On an occasion where halving didn't increase bitcoin price and supply, then it will result in a zero for miners because the incentive for mining a block decreased and the value of bitcoin is the same.
But Bitcoin has prevented this by making it less difficult to mine when halving occurs so that miners get their incentives without the price of Bitcoin increasing and that will make it valuable to them. And this means the process of getting rewards is reduced when the price of bitcoin doesn't increase.
When was the last Bitcoin Halving?
Bitcoin has recorded three halving since its existence, the first one was on January 3 2009 when the mining reward was at 50 BTC with a block height of one Genesis.
The schedule for halving is programmed to take place after every 210,000 total active blocks have been created and it usually takes place after every four years.

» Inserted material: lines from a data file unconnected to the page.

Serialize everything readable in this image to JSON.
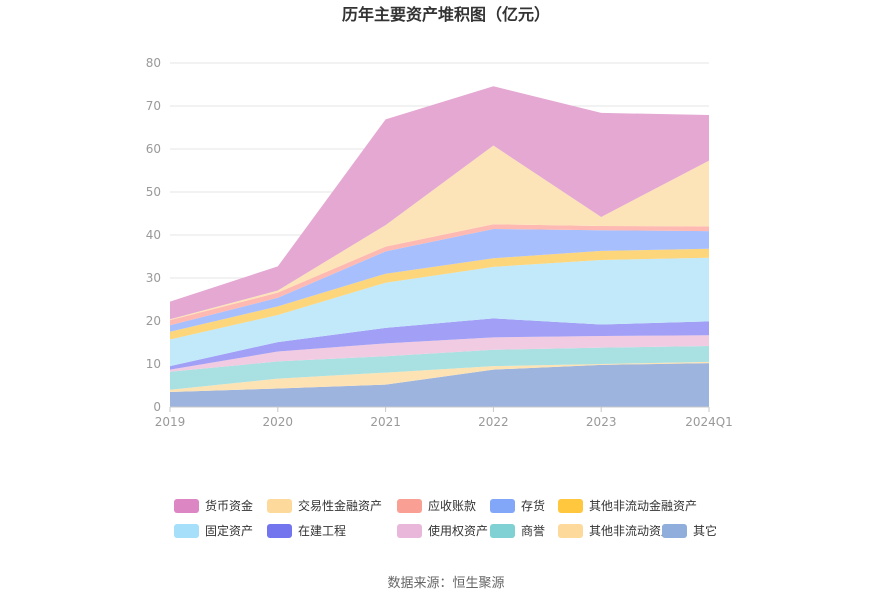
{
  "chart_data": {
    "type": "area",
    "title": "历年主要资产堆积图（亿元）",
    "x": [
      "2019",
      "2020",
      "2021",
      "2022",
      "2023",
      "2024Q1"
    ],
    "ylim": [
      0,
      80
    ],
    "yticks": [
      "0",
      "10",
      "20",
      "30",
      "40",
      "50",
      "60",
      "70",
      "80"
    ],
    "grid": true,
    "stacked": true,
    "legend_position": "bottom",
    "series": [
      {
        "name": "其它",
        "color": "#9DB5DE",
        "values": [
          3.5,
          4.3,
          5.2,
          8.7,
          9.8,
          10.2
        ]
      },
      {
        "name": "其他非流动资产",
        "color": "#FDE3B4",
        "values": [
          0.5,
          2.3,
          2.8,
          0.8,
          0.2,
          0.3
        ]
      },
      {
        "name": "商誉",
        "color": "#A9E1E2",
        "values": [
          4.2,
          4.0,
          3.8,
          3.8,
          3.8,
          3.7
        ]
      },
      {
        "name": "使用权资产",
        "color": "#F0CBE2",
        "values": [
          0.5,
          2.3,
          3.0,
          2.9,
          2.7,
          2.5
        ]
      },
      {
        "name": "在建工程",
        "color": "#A19FF6",
        "values": [
          0.8,
          2.2,
          3.6,
          4.4,
          2.7,
          3.2
        ]
      },
      {
        "name": "固定资产",
        "color": "#C1E9FA",
        "values": [
          6.2,
          6.3,
          10.5,
          12.0,
          15.0,
          14.8
        ]
      },
      {
        "name": "其他非流动金融资产",
        "color": "#FDD57A",
        "values": [
          1.8,
          2.0,
          2.1,
          2.0,
          2.1,
          2.1
        ]
      },
      {
        "name": "存货",
        "color": "#A7BFFD",
        "values": [
          1.5,
          2.0,
          5.2,
          6.8,
          4.8,
          4.1
        ]
      },
      {
        "name": "应收账款",
        "color": "#FDB9B2",
        "values": [
          1.2,
          1.2,
          1.1,
          1.1,
          1.0,
          1.1
        ]
      },
      {
        "name": "交易性金融资产",
        "color": "#FDE4B8",
        "values": [
          0.2,
          0.5,
          5.0,
          18.3,
          2.1,
          15.3
        ]
      },
      {
        "name": "货币资金",
        "color": "#E4A8D3",
        "values": [
          4.1,
          5.6,
          24.6,
          13.8,
          24.2,
          10.6
        ]
      }
    ],
    "source": "数据来源：恒生聚源"
  },
  "legend": [
    {
      "name": "货币资金",
      "color": "#DD86C4"
    },
    {
      "name": "交易性金融资产",
      "color": "#FDDA9B"
    },
    {
      "name": "应收账款",
      "color": "#FA9F94"
    },
    {
      "name": "存货",
      "color": "#83A7F8"
    },
    {
      "name": "其他非流动金融资产",
      "color": "#FEC73E"
    },
    {
      "name": "固定资产",
      "color": "#A5DFF9"
    },
    {
      "name": "在建工程",
      "color": "#7275EE"
    },
    {
      "name": "使用权资产",
      "color": "#E8B7DA"
    },
    {
      "name": "商誉",
      "color": "#80D1D3"
    },
    {
      "name": "其他非流动资产",
      "color": "#FDDA9B"
    },
    {
      "name": "其它",
      "color": "#8FAEDC"
    }
  ]
}
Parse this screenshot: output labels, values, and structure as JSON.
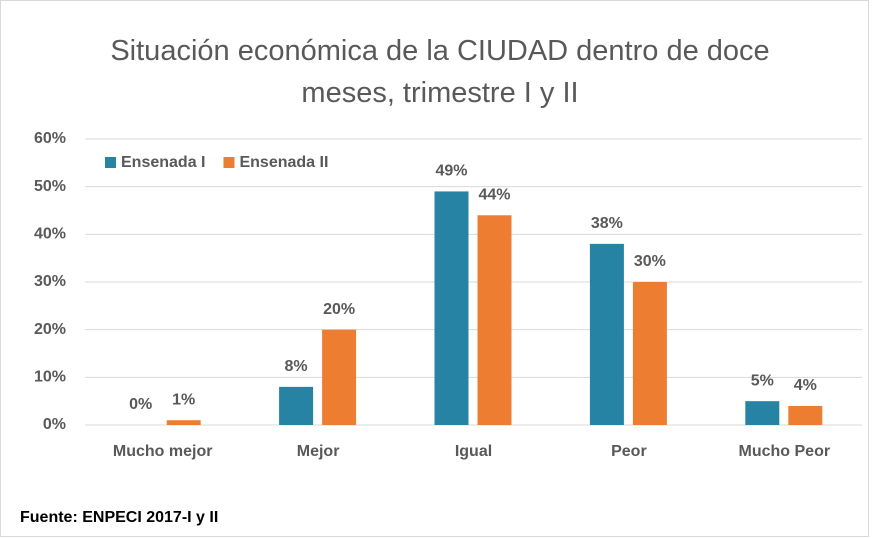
{
  "chart_data": {
    "type": "bar",
    "title": "Situación económica de la CIUDAD dentro de doce meses, trimestre I y II",
    "categories": [
      "Mucho mejor",
      "Mejor",
      "Igual",
      "Peor",
      "Mucho Peor"
    ],
    "series": [
      {
        "name": "Ensenada I",
        "color": "#2683a3",
        "values": [
          0,
          8,
          49,
          38,
          5
        ],
        "value_labels": [
          "0%",
          "8%",
          "49%",
          "38%",
          "5%"
        ]
      },
      {
        "name": "Ensenada II",
        "color": "#ed7d31",
        "values": [
          1,
          20,
          44,
          30,
          4
        ],
        "value_labels": [
          "1%",
          "20%",
          "44%",
          "30%",
          "4%"
        ]
      }
    ],
    "ylim": [
      0,
      60
    ],
    "yticks": [
      {
        "value": 0,
        "label": "0%"
      },
      {
        "value": 10,
        "label": "10%"
      },
      {
        "value": 20,
        "label": "20%"
      },
      {
        "value": 30,
        "label": "30%"
      },
      {
        "value": 40,
        "label": "40%"
      },
      {
        "value": 50,
        "label": "50%"
      },
      {
        "value": 60,
        "label": "60%"
      }
    ],
    "grid": true,
    "legend": "top-left",
    "source": "Fuente: ENPECI 2017-I y II"
  }
}
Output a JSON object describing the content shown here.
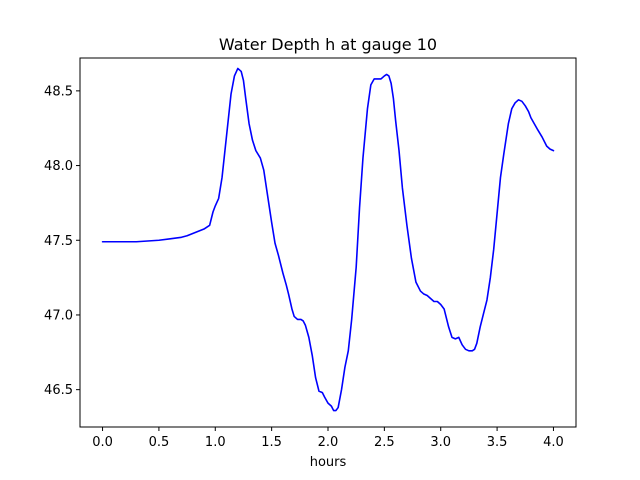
{
  "chart_data": {
    "type": "line",
    "title": "Water Depth h at gauge 10",
    "xlabel": "hours",
    "ylabel": "",
    "xlim": [
      -0.2,
      4.2
    ],
    "ylim": [
      46.25,
      48.72
    ],
    "xticks": [
      0.0,
      0.5,
      1.0,
      1.5,
      2.0,
      2.5,
      3.0,
      3.5,
      4.0
    ],
    "xtick_labels": [
      "0.0",
      "0.5",
      "1.0",
      "1.5",
      "2.0",
      "2.5",
      "3.0",
      "3.5",
      "4.0"
    ],
    "yticks": [
      46.5,
      47.0,
      47.5,
      48.0,
      48.5
    ],
    "ytick_labels": [
      "46.5",
      "47.0",
      "47.5",
      "48.0",
      "48.5"
    ],
    "grid": false,
    "series": [
      {
        "color": "#0000ff",
        "x": [
          0.0,
          0.1,
          0.2,
          0.3,
          0.4,
          0.5,
          0.6,
          0.7,
          0.75,
          0.8,
          0.85,
          0.9,
          0.95,
          0.98,
          1.0,
          1.03,
          1.06,
          1.1,
          1.14,
          1.17,
          1.2,
          1.23,
          1.25,
          1.27,
          1.3,
          1.33,
          1.36,
          1.4,
          1.43,
          1.46,
          1.5,
          1.53,
          1.56,
          1.6,
          1.63,
          1.65,
          1.68,
          1.7,
          1.73,
          1.76,
          1.78,
          1.8,
          1.83,
          1.86,
          1.89,
          1.92,
          1.95,
          1.97,
          2.0,
          2.03,
          2.05,
          2.07,
          2.09,
          2.12,
          2.15,
          2.18,
          2.21,
          2.25,
          2.28,
          2.31,
          2.35,
          2.38,
          2.41,
          2.44,
          2.47,
          2.5,
          2.52,
          2.54,
          2.56,
          2.58,
          2.6,
          2.63,
          2.66,
          2.7,
          2.74,
          2.78,
          2.82,
          2.85,
          2.88,
          2.91,
          2.94,
          2.97,
          3.0,
          3.03,
          3.05,
          3.07,
          3.1,
          3.13,
          3.16,
          3.19,
          3.22,
          3.25,
          3.28,
          3.3,
          3.32,
          3.35,
          3.38,
          3.41,
          3.44,
          3.47,
          3.5,
          3.53,
          3.56,
          3.6,
          3.63,
          3.66,
          3.69,
          3.72,
          3.75,
          3.78,
          3.8,
          3.83,
          3.86,
          3.9,
          3.94,
          3.97,
          4.0
        ],
        "y": [
          47.49,
          47.49,
          47.49,
          47.49,
          47.495,
          47.5,
          47.51,
          47.52,
          47.53,
          47.545,
          47.56,
          47.575,
          47.6,
          47.69,
          47.73,
          47.78,
          47.92,
          48.2,
          48.48,
          48.6,
          48.65,
          48.63,
          48.57,
          48.45,
          48.28,
          48.17,
          48.1,
          48.05,
          47.97,
          47.82,
          47.62,
          47.48,
          47.4,
          47.28,
          47.2,
          47.14,
          47.04,
          46.99,
          46.97,
          46.97,
          46.96,
          46.93,
          46.85,
          46.73,
          46.58,
          46.49,
          46.48,
          46.45,
          46.41,
          46.39,
          46.36,
          46.36,
          46.38,
          46.5,
          46.65,
          46.76,
          46.97,
          47.32,
          47.72,
          48.05,
          48.38,
          48.54,
          48.58,
          48.58,
          48.58,
          48.6,
          48.61,
          48.6,
          48.55,
          48.45,
          48.3,
          48.1,
          47.85,
          47.6,
          47.38,
          47.22,
          47.16,
          47.14,
          47.13,
          47.11,
          47.09,
          47.09,
          47.07,
          47.04,
          46.98,
          46.92,
          46.85,
          46.84,
          46.85,
          46.8,
          46.77,
          46.76,
          46.76,
          46.77,
          46.81,
          46.92,
          47.01,
          47.1,
          47.25,
          47.44,
          47.68,
          47.92,
          48.08,
          48.28,
          48.38,
          48.42,
          48.44,
          48.43,
          48.4,
          48.36,
          48.32,
          48.28,
          48.24,
          48.19,
          48.13,
          48.11,
          48.1
        ]
      }
    ]
  }
}
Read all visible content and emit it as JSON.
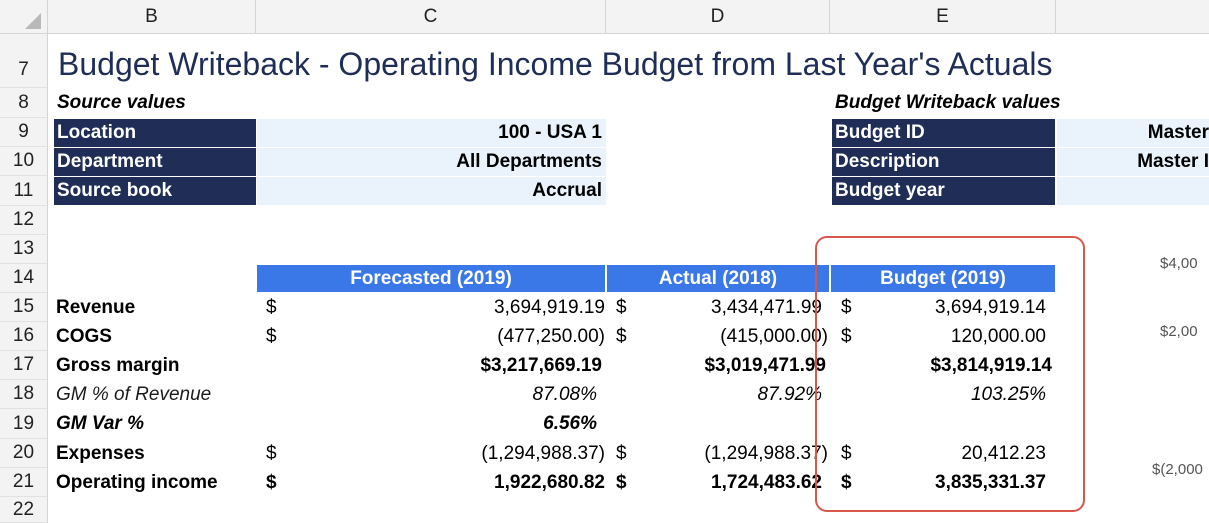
{
  "columns": [
    "B",
    "C",
    "D",
    "E"
  ],
  "rows": [
    "7",
    "8",
    "9",
    "10",
    "11",
    "12",
    "13",
    "14",
    "15",
    "16",
    "17",
    "18",
    "19",
    "20",
    "21",
    "22"
  ],
  "title": "Budget Writeback - Operating Income Budget from Last Year's Actuals",
  "source": {
    "header": "Source values",
    "location_label": "Location",
    "location_value": "100 - USA 1",
    "department_label": "Department",
    "department_value": "All Departments",
    "book_label": "Source book",
    "book_value": "Accrual"
  },
  "writeback": {
    "header": "Budget Writeback values",
    "budget_id_label": "Budget ID",
    "budget_id_value": "Master",
    "description_label": "Description",
    "description_value": "Master I",
    "budget_year_label": "Budget year"
  },
  "table": {
    "col_forecast": "Forecasted (2019)",
    "col_actual": "Actual (2018)",
    "col_budget": "Budget (2019)",
    "currency": "$",
    "rows": {
      "revenue": {
        "label": "Revenue",
        "forecast": "3,694,919.19",
        "actual": "3,434,471.99",
        "budget": "3,694,919.14"
      },
      "cogs": {
        "label": "COGS",
        "forecast": "(477,250.00)",
        "actual": "(415,000.00)",
        "budget": "120,000.00"
      },
      "gross": {
        "label": "Gross margin",
        "forecast": "$3,217,669.19",
        "actual": "$3,019,471.99",
        "budget": "$3,814,919.14"
      },
      "gm_pct": {
        "label": "GM % of Revenue",
        "forecast": "87.08%",
        "actual": "87.92%",
        "budget": "103.25%"
      },
      "gm_var": {
        "label": "GM Var %",
        "forecast": "6.56%"
      },
      "expenses": {
        "label": "Expenses",
        "forecast": "(1,294,988.37)",
        "actual": "(1,294,988.37)",
        "budget": "20,412.23"
      },
      "opinc": {
        "label": "Operating income",
        "forecast": "1,922,680.82",
        "actual": "1,724,483.62",
        "budget": "3,835,331.37"
      }
    }
  },
  "side_chart_labels": [
    "$4,00",
    "$2,00",
    "$(2,000"
  ],
  "highlight_color": "#d9574a"
}
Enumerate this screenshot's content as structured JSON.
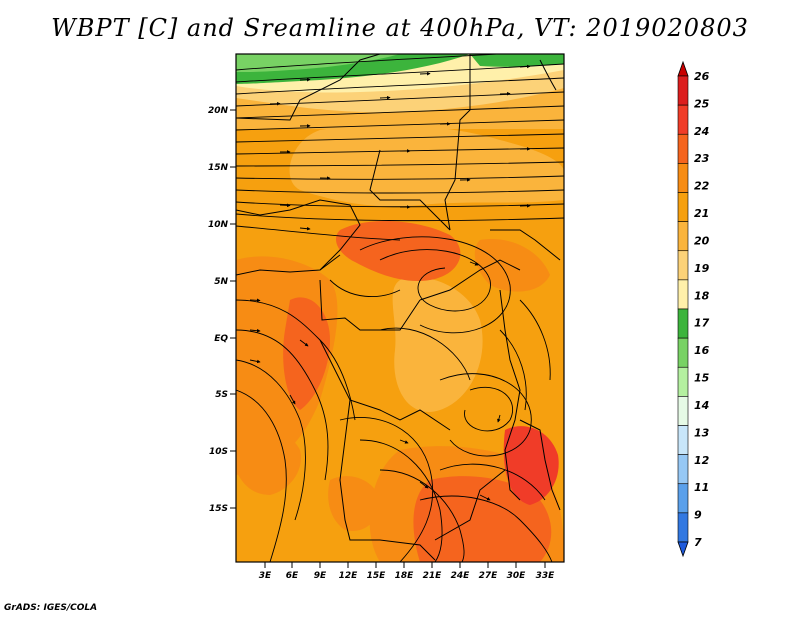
{
  "title": "WBPT [C] and Sreamline at 400hPa, VT: 2019020803",
  "footer": "GrADS: IGES/COLA",
  "lat_labels": [
    "20N",
    "15N",
    "10N",
    "5N",
    "EQ",
    "5S",
    "10S",
    "15S"
  ],
  "lon_labels": [
    "3E",
    "6E",
    "9E",
    "12E",
    "15E",
    "18E",
    "21E",
    "24E",
    "27E",
    "30E",
    "33E"
  ],
  "colorbar": {
    "levels": [
      "26",
      "25",
      "24",
      "23",
      "22",
      "21",
      "20",
      "19",
      "18",
      "17",
      "16",
      "15",
      "14",
      "13",
      "12",
      "11",
      "9",
      "7"
    ],
    "colors": [
      "#c80000",
      "#dc1e1e",
      "#f03c28",
      "#f5641e",
      "#f78c14",
      "#f6a00f",
      "#fab43c",
      "#fcd278",
      "#fff0aa",
      "#3cb43c",
      "#78d264",
      "#b4f0a0",
      "#e6fae6",
      "#c8e6fa",
      "#96c8f5",
      "#5aa0eb",
      "#3278e1",
      "#1e5adc"
    ]
  }
}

This schedule or predetermined timing can change anytime because halving occurs only when the numbers of required blocks are created and it can only be met based on how fast miners can merge their mathematical puzzles to get a hash for the new block.
Bitcoin mechanism or algorithm has been built to create new blocks every 10 mins when miners solve the number puzzle, but due to the congested network and more hash rate the time of solving puzzles increases and decreases. It's now roughly estimated to be 9.5 minutes.
Looking at the past schedule, it is now taking about just 3 to 4 months or less than the four-year halving that has been forecasted to complete 210,000 blocks. And the last halving was on 2020 May 11, 2020
7:23:43 PM GMT with a block height of 630,00 and a mining reward of 6.25 BTC.
When is the next Bitcoin halving?
The next Bitcoin halving is said to occur again around May 4 or 5, 2024 with a 3.125BTC mining reward, experts predicted. A total of 840,000 blocks is expected to be created on the Bitcoin blockchain which is a multiple of 4 of the required numbers. And with the current number of active blocks which is close to the required number for halving to occur.
It's a very key point to note that halving only occurs after a certain number of bitcoins have been mined, it has no specific schedule, and it's determined by how fast miners are. The predicted dates are just estimated based on fore occurrence but with the mass adoption of Blockchain which has now brought many more miners, it's likely for the predictions to change soon.
Investors and potential buyers might be in doubt about whether they should purchase at that time or now. Making fast decisions is up to the investors and also how you can stake. But deciding based on the predicted might be the wrong way because halving might be sooner than expected without us knowing.
But that doesn't mean to be a loss when buying at the halving season or staking into it. It's also an advantage because the price will increase and scarcity will be proportional at the beginning of it. So selling at that time of scarcity, high demand and price increase will bring you a high return on investment.